07. Distinction between Two Types of Algorithms

Published at 1655171737.236422

An investment process always consists of two stages: making buy/sell decisions and executing these orders. Depending on applications, we can classify algorithms into two types: profit-seeking algorithms and execution algorithms.

Execution Algorithms 

As the name suggests, these algorithms are used in execution orders to take advantage of computer systems. It is used to optimize the trading price. These algorithms are for high-volume trading and aim to avoid market fluctuations.

Here are the common groups of execution algorithms:

  • Scheduled algorithm: POV, TWAP, VWAP;

  • Liquidity seeking algorithm;

  • Arrival price algorithm;

  • Dark strategy/liquidity aggregators;

  • Smart order router algorithm.

Profit-Seeking Algorithms

Over the development of financial markets, profit-seeking algorithms have become more and more diverse.
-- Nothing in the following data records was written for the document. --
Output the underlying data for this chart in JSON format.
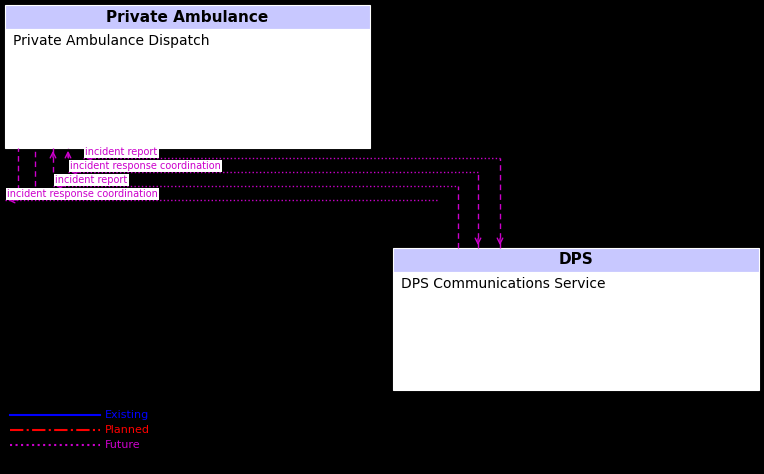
{
  "bg_color": "#000000",
  "box1_title": "Private Ambulance",
  "box1_title_bg": "#c8c8ff",
  "box1_label": "Private Ambulance Dispatch",
  "box1_bg": "#ffffff",
  "box2_title": "DPS",
  "box2_title_bg": "#c8c8ff",
  "box2_label": "DPS Communications Service",
  "box2_bg": "#ffffff",
  "arrow_color": "#cc00cc",
  "labels": [
    "incident report",
    "incident response coordination",
    "incident report",
    "incident response coordination"
  ],
  "legend_existing_color": "#0000ff",
  "legend_planned_color": "#ff0000",
  "legend_future_color": "#cc00cc"
}
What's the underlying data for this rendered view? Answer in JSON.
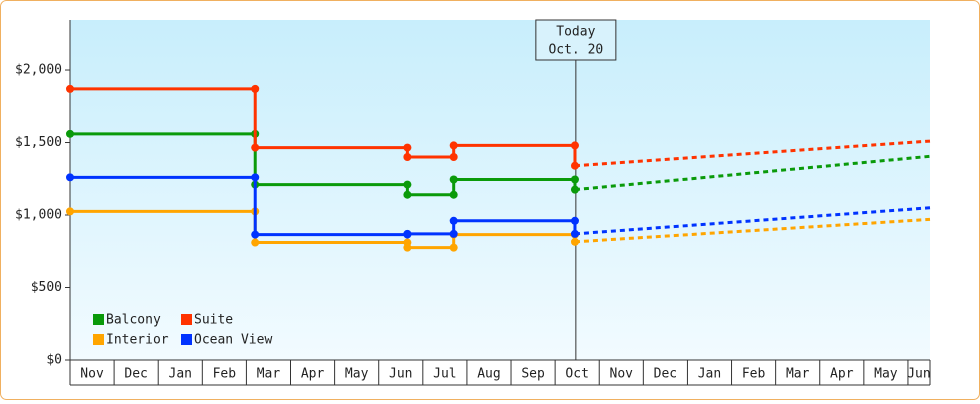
{
  "chart_data": {
    "type": "line",
    "xlim": [
      0,
      19.5
    ],
    "ylim": [
      0,
      2345
    ],
    "yticks": [
      {
        "value": 0,
        "label": "$0"
      },
      {
        "value": 500,
        "label": "$500"
      },
      {
        "value": 1000,
        "label": "$1,000"
      },
      {
        "value": 1500,
        "label": "$1,500"
      },
      {
        "value": 2000,
        "label": "$2,000"
      }
    ],
    "xticks": [
      {
        "value": 0,
        "label": "Nov"
      },
      {
        "value": 1,
        "label": "Dec"
      },
      {
        "value": 2,
        "label": "Jan"
      },
      {
        "value": 3,
        "label": "Feb"
      },
      {
        "value": 4,
        "label": "Mar"
      },
      {
        "value": 5,
        "label": "Apr"
      },
      {
        "value": 6,
        "label": "May"
      },
      {
        "value": 7,
        "label": "Jun"
      },
      {
        "value": 8,
        "label": "Jul"
      },
      {
        "value": 9,
        "label": "Aug"
      },
      {
        "value": 10,
        "label": "Sep"
      },
      {
        "value": 11,
        "label": "Oct"
      },
      {
        "value": 12,
        "label": "Nov"
      },
      {
        "value": 13,
        "label": "Dec"
      },
      {
        "value": 14,
        "label": "Jan"
      },
      {
        "value": 15,
        "label": "Feb"
      },
      {
        "value": 16,
        "label": "Mar"
      },
      {
        "value": 17,
        "label": "Apr"
      },
      {
        "value": 18,
        "label": "May"
      },
      {
        "value": 19,
        "label": "Jun"
      }
    ],
    "annotation": {
      "x": 11.47,
      "lines": [
        "Today",
        "Oct. 20"
      ]
    },
    "legend": "lower left",
    "series": [
      {
        "name": "Balcony",
        "color": "#0a9a0a",
        "x": [
          0,
          4.2,
          4.2,
          7.65,
          7.65,
          8.7,
          8.7,
          11.45,
          11.45
        ],
        "values": [
          1560,
          1560,
          1210,
          1210,
          1140,
          1140,
          1245,
          1245,
          1175
        ],
        "projection": {
          "x": [
            11.45,
            19.5
          ],
          "values": [
            1175,
            1405
          ]
        }
      },
      {
        "name": "Suite",
        "color": "#ff3300",
        "x": [
          0,
          4.2,
          4.2,
          7.65,
          7.65,
          8.7,
          8.7,
          11.45,
          11.45
        ],
        "values": [
          1870,
          1870,
          1465,
          1465,
          1400,
          1400,
          1480,
          1480,
          1340
        ],
        "projection": {
          "x": [
            11.45,
            19.5
          ],
          "values": [
            1340,
            1510
          ]
        }
      },
      {
        "name": "Interior",
        "color": "#ffa500",
        "x": [
          0,
          4.2,
          4.2,
          7.65,
          7.65,
          8.7,
          8.7,
          11.45,
          11.45
        ],
        "values": [
          1025,
          1025,
          810,
          810,
          775,
          775,
          865,
          865,
          815
        ],
        "projection": {
          "x": [
            11.45,
            19.5
          ],
          "values": [
            815,
            970
          ]
        }
      },
      {
        "name": "Ocean View",
        "color": "#0033ff",
        "x": [
          0,
          4.2,
          4.2,
          7.65,
          7.65,
          8.7,
          8.7,
          11.45,
          11.45
        ],
        "values": [
          1260,
          1260,
          865,
          865,
          870,
          870,
          960,
          960,
          870
        ],
        "projection": {
          "x": [
            11.45,
            19.5
          ],
          "values": [
            870,
            1050
          ]
        }
      }
    ]
  }
}
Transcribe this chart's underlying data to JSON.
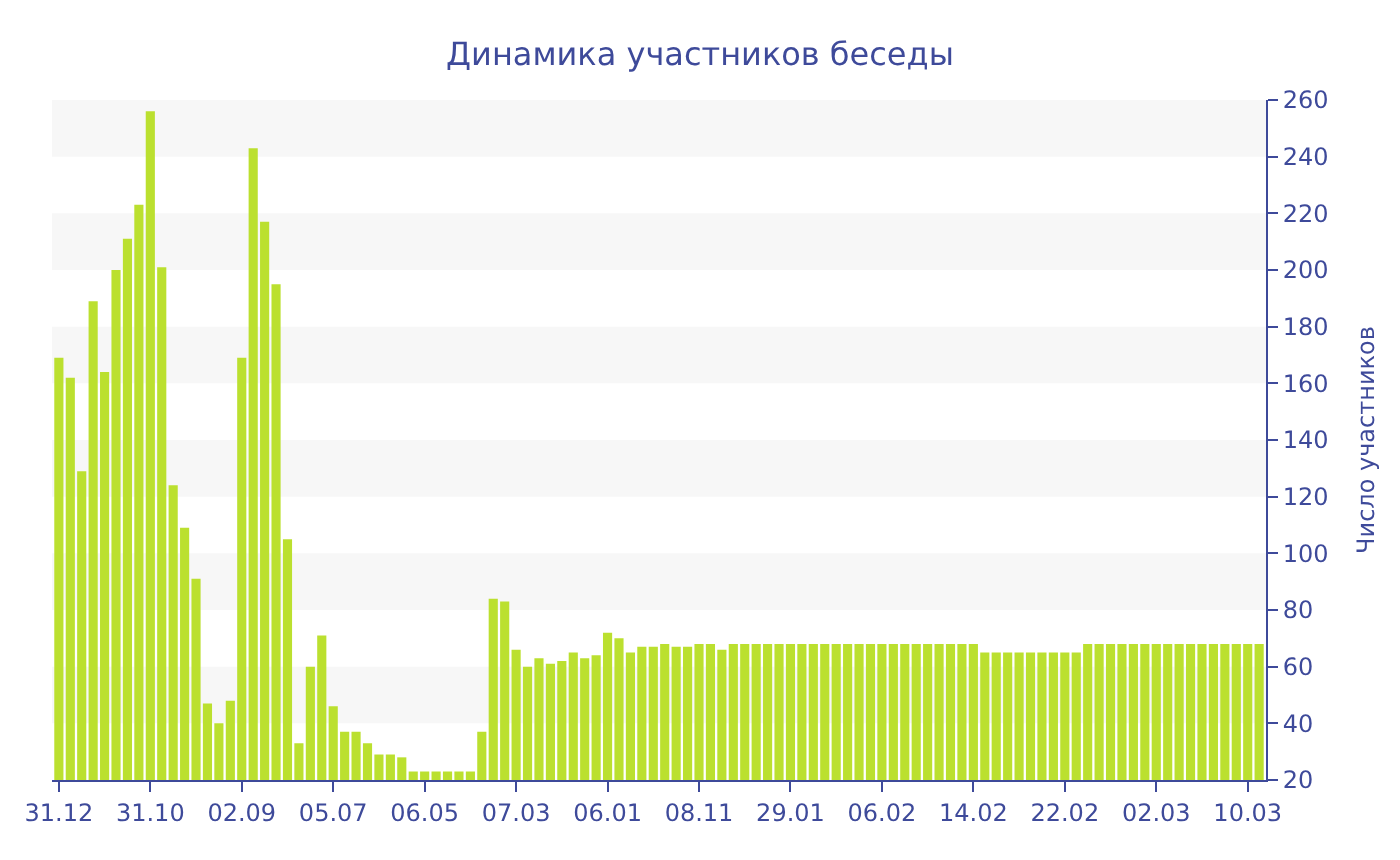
{
  "chart_data": {
    "type": "bar",
    "title": "Динамика участников беседы",
    "ylabel": "Число участников",
    "categories": [
      "31.12",
      null,
      null,
      null,
      null,
      null,
      null,
      null,
      "31.10",
      null,
      null,
      null,
      null,
      null,
      null,
      null,
      "02.09",
      null,
      null,
      null,
      null,
      null,
      null,
      null,
      "05.07",
      null,
      null,
      null,
      null,
      null,
      null,
      null,
      "06.05",
      null,
      null,
      null,
      null,
      null,
      null,
      null,
      "07.03",
      null,
      null,
      null,
      null,
      null,
      null,
      null,
      "06.01",
      null,
      null,
      null,
      null,
      null,
      null,
      null,
      "08.11",
      null,
      null,
      null,
      null,
      null,
      null,
      null,
      "29.01",
      null,
      null,
      null,
      null,
      null,
      null,
      null,
      "06.02",
      null,
      null,
      null,
      null,
      null,
      null,
      null,
      "14.02",
      null,
      null,
      null,
      null,
      null,
      null,
      null,
      "22.02",
      null,
      null,
      null,
      null,
      null,
      null,
      null,
      "02.03",
      null,
      null,
      null,
      null,
      null,
      null,
      null,
      "10.03",
      null
    ],
    "values": [
      169,
      162,
      129,
      189,
      164,
      200,
      211,
      223,
      256,
      201,
      124,
      109,
      91,
      47,
      40,
      48,
      169,
      243,
      217,
      195,
      105,
      33,
      60,
      71,
      46,
      37,
      37,
      33,
      29,
      29,
      28,
      23,
      23,
      23,
      23,
      23,
      23,
      37,
      84,
      83,
      66,
      60,
      63,
      61,
      62,
      65,
      63,
      64,
      72,
      70,
      65,
      67,
      67,
      68,
      67,
      67,
      68,
      68,
      66,
      68,
      68,
      68,
      68,
      68,
      68,
      68,
      68,
      68,
      68,
      68,
      68,
      68,
      68,
      68,
      68,
      68,
      68,
      68,
      68,
      68,
      68,
      65,
      65,
      65,
      65,
      65,
      65,
      65,
      65,
      65,
      68,
      68,
      68,
      68,
      68,
      68,
      68,
      68,
      68,
      68,
      68,
      68,
      68,
      68,
      68,
      68
    ],
    "color": "#bbe02f",
    "ylim": [
      20,
      260
    ],
    "yticks": [
      20,
      40,
      60,
      80,
      100,
      120,
      140,
      160,
      180,
      200,
      220,
      240,
      260
    ],
    "grid": false,
    "bands": [
      {
        "axis": "y",
        "from": 40,
        "to": 60,
        "color": "#f7f7f7"
      },
      {
        "axis": "y",
        "from": 80,
        "to": 100,
        "color": "#f7f7f7"
      },
      {
        "axis": "y",
        "from": 120,
        "to": 140,
        "color": "#f7f7f7"
      },
      {
        "axis": "y",
        "from": 160,
        "to": 180,
        "color": "#f7f7f7"
      },
      {
        "axis": "y",
        "from": 200,
        "to": 220,
        "color": "#f7f7f7"
      },
      {
        "axis": "y",
        "from": 240,
        "to": 260,
        "color": "#f7f7f7"
      }
    ]
  }
}
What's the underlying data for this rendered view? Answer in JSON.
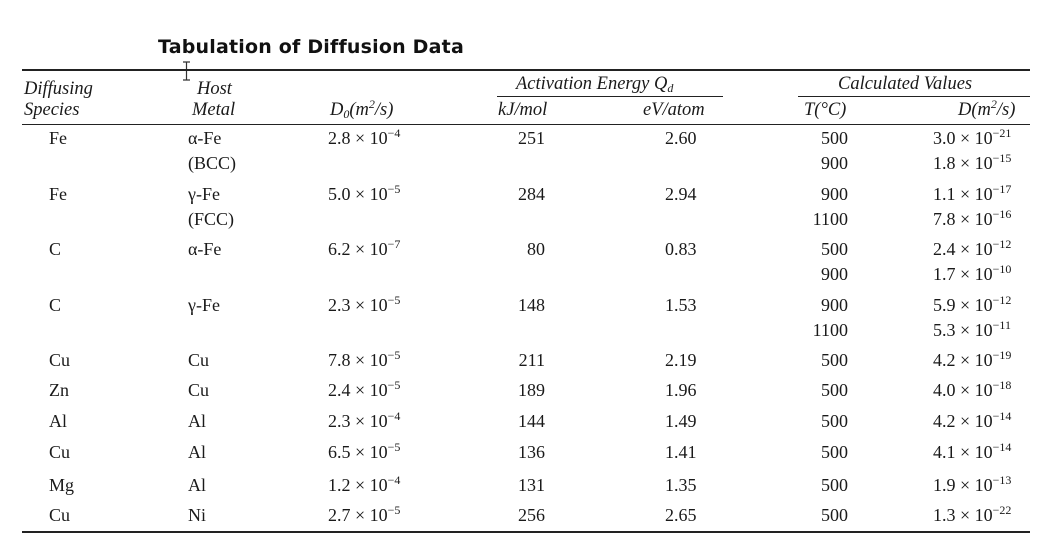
{
  "title": "Tabulation of Diffusion Data",
  "headers": {
    "diffusing": [
      "Diffusing",
      "Species"
    ],
    "host": [
      "Host",
      "Metal"
    ],
    "d0": {
      "main": "D",
      "sub": "0",
      "unit_pre": "(m",
      "unit_sup": "2",
      "unit_post": "/s)"
    },
    "activation": {
      "main": "Activation Energy Q",
      "sub": "d"
    },
    "kj": "kJ/mol",
    "ev": "eV/atom",
    "calculated": "Calculated Values",
    "t": "T(°C)",
    "d": {
      "main": "D(m",
      "sup": "2",
      "post": "/s)"
    }
  },
  "rows": [
    {
      "species": "Fe",
      "host": "α-Fe",
      "host_note": "(BCC)",
      "d0_m": "2.8 × 10",
      "d0_e": "−4",
      "kj": "251",
      "ev": "2.60",
      "t1": "500",
      "d1_m": "3.0 × 10",
      "d1_e": "−21",
      "t2": "900",
      "d2_m": "1.8 × 10",
      "d2_e": "−15"
    },
    {
      "species": "Fe",
      "host": "γ-Fe",
      "host_note": "(FCC)",
      "d0_m": "5.0 × 10",
      "d0_e": "−5",
      "kj": "284",
      "ev": "2.94",
      "t1": "900",
      "d1_m": "1.1 × 10",
      "d1_e": "−17",
      "t2": "1100",
      "d2_m": "7.8 × 10",
      "d2_e": "−16"
    },
    {
      "species": "C",
      "host": "α-Fe",
      "host_note": "",
      "d0_m": "6.2 × 10",
      "d0_e": "−7",
      "kj": "80",
      "ev": "0.83",
      "t1": "500",
      "d1_m": "2.4 × 10",
      "d1_e": "−12",
      "t2": "900",
      "d2_m": "1.7 × 10",
      "d2_e": "−10"
    },
    {
      "species": "C",
      "host": "γ-Fe",
      "host_note": "",
      "d0_m": "2.3 × 10",
      "d0_e": "−5",
      "kj": "148",
      "ev": "1.53",
      "t1": "900",
      "d1_m": "5.9 × 10",
      "d1_e": "−12",
      "t2": "1100",
      "d2_m": "5.3 × 10",
      "d2_e": "−11"
    },
    {
      "species": "Cu",
      "host": "Cu",
      "host_note": "",
      "d0_m": "7.8 × 10",
      "d0_e": "−5",
      "kj": "211",
      "ev": "2.19",
      "t1": "500",
      "d1_m": "4.2 × 10",
      "d1_e": "−19"
    },
    {
      "species": "Zn",
      "host": "Cu",
      "host_note": "",
      "d0_m": "2.4 × 10",
      "d0_e": "−5",
      "kj": "189",
      "ev": "1.96",
      "t1": "500",
      "d1_m": "4.0 × 10",
      "d1_e": "−18"
    },
    {
      "species": "Al",
      "host": "Al",
      "host_note": "",
      "d0_m": "2.3 × 10",
      "d0_e": "−4",
      "kj": "144",
      "ev": "1.49",
      "t1": "500",
      "d1_m": "4.2 × 10",
      "d1_e": "−14"
    },
    {
      "species": "Cu",
      "host": "Al",
      "host_note": "",
      "d0_m": "6.5 × 10",
      "d0_e": "−5",
      "kj": "136",
      "ev": "1.41",
      "t1": "500",
      "d1_m": "4.1 × 10",
      "d1_e": "−14"
    },
    {
      "species": "Mg",
      "host": "Al",
      "host_note": "",
      "d0_m": "1.2 × 10",
      "d0_e": "−4",
      "kj": "131",
      "ev": "1.35",
      "t1": "500",
      "d1_m": "1.9 × 10",
      "d1_e": "−13"
    },
    {
      "species": "Cu",
      "host": "Ni",
      "host_note": "",
      "d0_m": "2.7 × 10",
      "d0_e": "−5",
      "kj": "256",
      "ev": "2.65",
      "t1": "500",
      "d1_m": "1.3 × 10",
      "d1_e": "−22"
    }
  ]
}
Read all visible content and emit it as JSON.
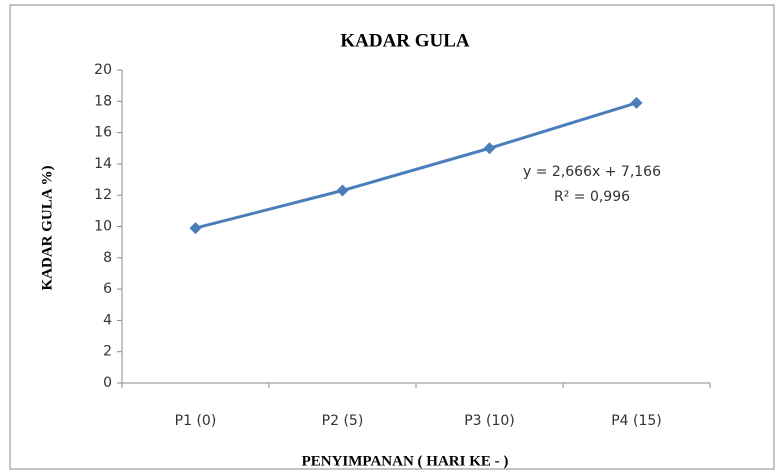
{
  "chart_data": {
    "type": "line",
    "title": "KADAR GULA",
    "x_label": "PENYIMPANAN ( HARI KE - )",
    "y_label": "KADAR GULA %)",
    "categories": [
      "P1 (0)",
      "P2 (5)",
      "P3 (10)",
      "P4 (15)"
    ],
    "series": [
      {
        "name": "KADAR GULA",
        "color": "#4a7ebb",
        "values": [
          9.9,
          12.3,
          15.0,
          17.9
        ]
      }
    ],
    "ylim": [
      0,
      20
    ],
    "yticks": [
      0,
      2,
      4,
      6,
      8,
      10,
      12,
      14,
      16,
      18,
      20
    ],
    "grid": false,
    "annotations": [
      "y = 2,666x + 7,166",
      "R² = 0,996"
    ]
  }
}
These algorithms all have the same goals to determine which securities to buy or sell, when, and in what volume to maximize profits.

The rules of this group are unified throughout the process from decision-making to order execution. The computer system will automate this process without human intervention.

The ultimate goal of investing is to increase profits. Investors pay more attention to the profit-seeking algorithms than the execution algorithms. However, it’s not easy to find profitable algorithms among thousands of options and a complex changing market landscape. Therefore, in reality profit-seeking algorithms are still on a small scale though they get much attention. In contrast, the group of execution algorithms is less well-known but easier to implement and more stable. In fact, this group is often used on a large scale by investment funds and professional investors.

Note that in the following, referring to “trading algorithms” or “algorithms” without further explanation can be understood as referring to profit-seeking algorithms.